Brett-White-THUMB.jpegTPG will look at further acquisitions after its blockbuster deal to combine DTZ and Cushman & Wakefield, according to new chief executive Brett White (pictured).

Speaking to Estates Gazette after striking the deal, White said the new business would be branded as Cushman & Wakefield and would be armed with $1bn of new equity.

“We are eager to see the business continue to grow organically and through M&A,” said White. “I’ve been involved in a lot of transactions and this is the first merger of equals. They have very complementary footprints and highly complementary cultures.”

One firm was strong where the other was weak and vice versa, White said, pointing to Cushmans’ strength in New York and DTZ’s in China as examples. “These complementary footprints were another strong rationale for the transaction,” he added.

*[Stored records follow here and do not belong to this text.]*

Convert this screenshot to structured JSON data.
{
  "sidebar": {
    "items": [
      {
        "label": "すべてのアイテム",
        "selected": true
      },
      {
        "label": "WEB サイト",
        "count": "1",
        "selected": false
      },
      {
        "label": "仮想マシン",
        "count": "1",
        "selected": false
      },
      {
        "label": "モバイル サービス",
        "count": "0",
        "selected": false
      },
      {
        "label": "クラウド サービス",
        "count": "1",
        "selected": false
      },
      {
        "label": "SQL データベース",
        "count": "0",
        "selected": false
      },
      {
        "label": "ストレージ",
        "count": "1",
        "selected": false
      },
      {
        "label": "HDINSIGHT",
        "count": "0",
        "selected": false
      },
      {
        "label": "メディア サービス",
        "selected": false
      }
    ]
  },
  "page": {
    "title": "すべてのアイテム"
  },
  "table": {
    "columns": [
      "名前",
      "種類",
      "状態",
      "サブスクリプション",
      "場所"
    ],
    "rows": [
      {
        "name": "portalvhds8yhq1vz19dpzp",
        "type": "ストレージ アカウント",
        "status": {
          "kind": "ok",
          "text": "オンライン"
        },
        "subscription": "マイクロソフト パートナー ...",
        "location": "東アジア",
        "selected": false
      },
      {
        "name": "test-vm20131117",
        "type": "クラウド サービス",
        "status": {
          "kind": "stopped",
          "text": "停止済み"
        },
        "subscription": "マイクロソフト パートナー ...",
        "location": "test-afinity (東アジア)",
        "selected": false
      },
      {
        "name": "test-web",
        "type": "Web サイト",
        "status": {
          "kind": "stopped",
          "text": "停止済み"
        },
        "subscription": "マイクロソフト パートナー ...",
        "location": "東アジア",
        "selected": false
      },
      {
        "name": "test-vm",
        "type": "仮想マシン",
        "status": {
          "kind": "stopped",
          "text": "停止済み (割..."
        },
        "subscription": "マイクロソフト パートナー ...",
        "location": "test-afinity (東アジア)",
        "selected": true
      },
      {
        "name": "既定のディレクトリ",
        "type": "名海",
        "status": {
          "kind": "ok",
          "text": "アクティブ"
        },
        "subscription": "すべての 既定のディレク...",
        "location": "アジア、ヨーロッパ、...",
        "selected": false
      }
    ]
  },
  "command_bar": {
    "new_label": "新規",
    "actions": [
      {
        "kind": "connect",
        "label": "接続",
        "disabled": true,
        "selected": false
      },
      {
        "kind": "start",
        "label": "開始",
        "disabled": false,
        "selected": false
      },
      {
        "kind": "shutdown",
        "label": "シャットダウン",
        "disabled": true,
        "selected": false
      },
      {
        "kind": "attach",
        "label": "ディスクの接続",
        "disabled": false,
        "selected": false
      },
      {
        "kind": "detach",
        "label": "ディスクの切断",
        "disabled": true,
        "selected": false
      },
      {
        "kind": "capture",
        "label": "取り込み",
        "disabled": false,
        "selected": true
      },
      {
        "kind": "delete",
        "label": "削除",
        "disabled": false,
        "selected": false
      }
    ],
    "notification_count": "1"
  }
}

The new firm will turn over more than $5bn, and have 250 offices in 50 countries and will employ 43,000 employees. The DTZ name will survive in just two countries, China and the Netherlands, where there will be a shared brand.

“We are now truly a head-to-head competitor with CBRE and JLL,” said White, who will be chair and chief executive officer of the new business. “This combination is in response to what clients demand.”

White said the new business would look at further opportunities in capital markets, leasing and global occupier services and investment management, building out DTZ’s European operation globally.

Carlo Barel di Sant’Albano, international chief executive of Cushman & Wakefield, will stay on in a “senior position”. Tod Lickerman,  currently DTZ’s chief executive, will become president of the combined business.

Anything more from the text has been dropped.